There was a peaceableness about them. What peace and content, indeed, lay over the whole shabby house, the whole shabby garden! And what did it spring from, if not from the relation between the Meares themselves?—Another thought struck Louisa: that in Teddy Meare, for almost the first time in her life, she'd met a man who made no demands on her sympathy.

If Teddy Meare wanted sympathy, he'd get it from his wife; and wasn't that a very right and proper thing?

Unconsciously, Louisa sighed.

“You're tired,” said Mrs. Meare kindly. “Why not stay a little? There's another train at six, and if you'll wait till Ted's watered the cabbages—”

“I'll run you to the station,” said Mr. Meare.

Louisa hesitated. She wanted to stay, but she didn't know whether they wanted her.

“Won't it be a nuisance—?” she began uncertainly.

“Not a bit!” cried both the Meares together.

5

Off stumped Teddy to uncoil the hose. Mrs. Meare went indoors and fetched her knitting. One of the dachshunds packed itself comfortably behind Louisa's ankles. She began to feel like a neighbor who had dropped in for a quiet, customary chat.—But such evidently wasn't the view taken by her hostess.

“Ted's going to
enjoy
driving you to the station,” confided Mrs. Meare. “You look so Londony! I expect half the village, tomorrow, will be asking who you are!”

Obviously one of Louisa's newly acquired notions needed adjusting. A man's car being so much a man's appanage, shouldn't a wife, even more than a prospective wife, be naturally jealous of it? Mrs. Meare didn't sound jealous in the least: she sounded gleeful.

“It does him so much good,” she explained, “to cut a little dash now and again! (Just give Sebastian a push, if he's annoying you.) We live,” added Mrs.

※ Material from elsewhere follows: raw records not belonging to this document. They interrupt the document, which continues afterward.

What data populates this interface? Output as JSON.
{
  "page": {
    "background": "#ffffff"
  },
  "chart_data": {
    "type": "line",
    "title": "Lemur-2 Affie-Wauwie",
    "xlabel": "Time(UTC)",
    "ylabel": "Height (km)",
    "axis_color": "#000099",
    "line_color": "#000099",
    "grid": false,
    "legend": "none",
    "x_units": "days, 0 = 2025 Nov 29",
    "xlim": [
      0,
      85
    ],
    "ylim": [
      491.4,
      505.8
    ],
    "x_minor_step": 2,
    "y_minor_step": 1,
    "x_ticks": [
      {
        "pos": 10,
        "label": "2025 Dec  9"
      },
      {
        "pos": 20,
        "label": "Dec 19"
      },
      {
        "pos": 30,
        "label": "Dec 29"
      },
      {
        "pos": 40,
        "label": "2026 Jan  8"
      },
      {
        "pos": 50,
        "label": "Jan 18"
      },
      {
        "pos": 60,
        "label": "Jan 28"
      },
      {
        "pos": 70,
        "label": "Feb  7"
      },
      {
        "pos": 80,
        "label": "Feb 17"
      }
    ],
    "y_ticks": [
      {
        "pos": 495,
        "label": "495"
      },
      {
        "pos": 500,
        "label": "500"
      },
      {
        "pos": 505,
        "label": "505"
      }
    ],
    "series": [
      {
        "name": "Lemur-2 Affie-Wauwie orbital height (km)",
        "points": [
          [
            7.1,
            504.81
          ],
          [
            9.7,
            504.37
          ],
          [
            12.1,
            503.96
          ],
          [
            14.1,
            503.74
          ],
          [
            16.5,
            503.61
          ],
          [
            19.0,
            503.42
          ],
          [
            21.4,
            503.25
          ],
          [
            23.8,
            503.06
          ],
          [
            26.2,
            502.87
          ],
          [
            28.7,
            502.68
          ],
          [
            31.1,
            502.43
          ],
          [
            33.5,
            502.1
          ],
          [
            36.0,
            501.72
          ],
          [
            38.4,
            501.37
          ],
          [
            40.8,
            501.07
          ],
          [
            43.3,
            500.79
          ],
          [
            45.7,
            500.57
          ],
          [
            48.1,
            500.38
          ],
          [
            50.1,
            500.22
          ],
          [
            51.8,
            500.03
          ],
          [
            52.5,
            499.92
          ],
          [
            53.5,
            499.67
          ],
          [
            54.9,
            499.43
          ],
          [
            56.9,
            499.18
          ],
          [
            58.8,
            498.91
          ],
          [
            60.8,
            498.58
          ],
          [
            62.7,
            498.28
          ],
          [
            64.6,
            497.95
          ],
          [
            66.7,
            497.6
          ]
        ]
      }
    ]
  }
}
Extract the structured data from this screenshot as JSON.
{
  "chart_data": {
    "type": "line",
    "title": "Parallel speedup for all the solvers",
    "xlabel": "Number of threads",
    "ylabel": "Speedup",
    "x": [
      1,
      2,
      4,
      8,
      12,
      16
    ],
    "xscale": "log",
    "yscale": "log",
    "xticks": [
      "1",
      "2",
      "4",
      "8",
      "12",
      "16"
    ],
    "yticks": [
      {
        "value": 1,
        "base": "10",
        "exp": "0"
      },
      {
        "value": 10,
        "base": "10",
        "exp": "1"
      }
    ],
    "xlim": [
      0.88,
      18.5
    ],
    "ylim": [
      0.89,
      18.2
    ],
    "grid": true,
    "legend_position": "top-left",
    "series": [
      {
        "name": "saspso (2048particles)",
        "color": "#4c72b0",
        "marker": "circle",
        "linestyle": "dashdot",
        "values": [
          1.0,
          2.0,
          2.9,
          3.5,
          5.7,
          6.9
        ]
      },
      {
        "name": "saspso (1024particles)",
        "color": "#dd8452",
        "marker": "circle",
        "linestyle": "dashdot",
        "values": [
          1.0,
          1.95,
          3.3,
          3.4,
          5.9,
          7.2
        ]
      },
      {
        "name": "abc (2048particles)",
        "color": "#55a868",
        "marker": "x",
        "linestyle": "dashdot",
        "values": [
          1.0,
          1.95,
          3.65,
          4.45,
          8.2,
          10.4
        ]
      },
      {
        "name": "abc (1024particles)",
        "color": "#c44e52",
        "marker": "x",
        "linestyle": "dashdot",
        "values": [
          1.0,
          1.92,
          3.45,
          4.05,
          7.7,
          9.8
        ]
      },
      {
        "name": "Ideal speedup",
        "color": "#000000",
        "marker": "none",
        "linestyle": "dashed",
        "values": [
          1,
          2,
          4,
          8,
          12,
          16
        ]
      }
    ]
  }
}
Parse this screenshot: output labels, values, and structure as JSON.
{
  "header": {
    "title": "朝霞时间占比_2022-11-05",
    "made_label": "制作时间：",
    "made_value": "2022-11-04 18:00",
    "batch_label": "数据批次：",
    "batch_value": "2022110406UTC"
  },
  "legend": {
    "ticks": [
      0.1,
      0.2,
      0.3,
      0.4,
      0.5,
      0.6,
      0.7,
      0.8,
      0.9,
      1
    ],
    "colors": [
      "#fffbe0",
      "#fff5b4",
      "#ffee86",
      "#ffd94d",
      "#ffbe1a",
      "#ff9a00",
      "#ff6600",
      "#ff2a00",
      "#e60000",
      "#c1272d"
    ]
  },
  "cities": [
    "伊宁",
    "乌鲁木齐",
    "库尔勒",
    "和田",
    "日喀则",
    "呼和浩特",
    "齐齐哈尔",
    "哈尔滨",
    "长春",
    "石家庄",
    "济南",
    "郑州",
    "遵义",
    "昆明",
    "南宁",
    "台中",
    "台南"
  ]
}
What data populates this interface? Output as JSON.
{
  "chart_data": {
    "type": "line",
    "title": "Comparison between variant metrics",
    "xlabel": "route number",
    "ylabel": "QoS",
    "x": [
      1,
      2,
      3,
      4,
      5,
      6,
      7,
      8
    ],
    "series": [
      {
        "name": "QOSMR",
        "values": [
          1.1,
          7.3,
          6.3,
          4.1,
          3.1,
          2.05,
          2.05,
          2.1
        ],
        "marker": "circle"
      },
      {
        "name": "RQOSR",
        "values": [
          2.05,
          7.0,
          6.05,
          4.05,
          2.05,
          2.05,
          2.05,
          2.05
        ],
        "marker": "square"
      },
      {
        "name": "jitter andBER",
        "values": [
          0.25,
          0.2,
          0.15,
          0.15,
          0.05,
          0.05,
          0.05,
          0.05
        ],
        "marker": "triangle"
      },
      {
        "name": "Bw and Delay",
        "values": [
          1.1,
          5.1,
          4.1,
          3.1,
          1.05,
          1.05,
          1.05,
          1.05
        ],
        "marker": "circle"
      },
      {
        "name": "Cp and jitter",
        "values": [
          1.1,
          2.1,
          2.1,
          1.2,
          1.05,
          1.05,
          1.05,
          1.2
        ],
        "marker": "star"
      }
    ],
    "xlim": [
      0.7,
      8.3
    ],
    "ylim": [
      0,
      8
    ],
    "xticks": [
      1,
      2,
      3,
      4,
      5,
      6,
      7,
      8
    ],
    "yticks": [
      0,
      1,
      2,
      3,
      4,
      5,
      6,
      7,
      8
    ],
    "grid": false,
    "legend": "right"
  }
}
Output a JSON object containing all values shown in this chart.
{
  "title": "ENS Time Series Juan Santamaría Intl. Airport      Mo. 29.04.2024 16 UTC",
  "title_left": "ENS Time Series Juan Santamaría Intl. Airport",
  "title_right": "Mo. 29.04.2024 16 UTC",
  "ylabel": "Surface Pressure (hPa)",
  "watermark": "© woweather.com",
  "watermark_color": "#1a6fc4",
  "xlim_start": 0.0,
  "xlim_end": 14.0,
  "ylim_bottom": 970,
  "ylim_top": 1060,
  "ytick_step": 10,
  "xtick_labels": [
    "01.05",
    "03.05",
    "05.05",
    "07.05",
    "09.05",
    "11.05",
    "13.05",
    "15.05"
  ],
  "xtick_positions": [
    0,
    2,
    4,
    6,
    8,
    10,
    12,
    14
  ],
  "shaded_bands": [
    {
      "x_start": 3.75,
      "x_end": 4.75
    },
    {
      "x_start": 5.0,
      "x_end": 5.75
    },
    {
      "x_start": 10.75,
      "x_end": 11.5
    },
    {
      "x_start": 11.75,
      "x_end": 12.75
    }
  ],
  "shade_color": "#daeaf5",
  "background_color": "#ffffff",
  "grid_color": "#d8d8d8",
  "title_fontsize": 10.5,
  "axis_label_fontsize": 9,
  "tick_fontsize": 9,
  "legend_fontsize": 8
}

Meare unnecessarily, “such a very quiet life.”

Louisa felt she could hardly imagine a quieter, if driving herself to the station constituted cutting a dash. Yet it evidently suited Mrs. Meare; Louisa had never seen a woman more content …

Had she married the life, wondered Louisa suddenly, or the man? It seemed important to find out.

“Did you always,” asked Louisa—going a bit roundabout—“mean to breed dachshunds?”

“Some
sort of dog,” agreed Mrs. Meare innocently. “We settled on dachs because they're so easy. Even when we show, I just rub them over in the car with a loofah glove …”

For a moment Louisa was tempted to visualize the Meares at Cruft's; they probably looked as though they'd been rubbed over with a loofah too. But she was becoming more and more in earnest.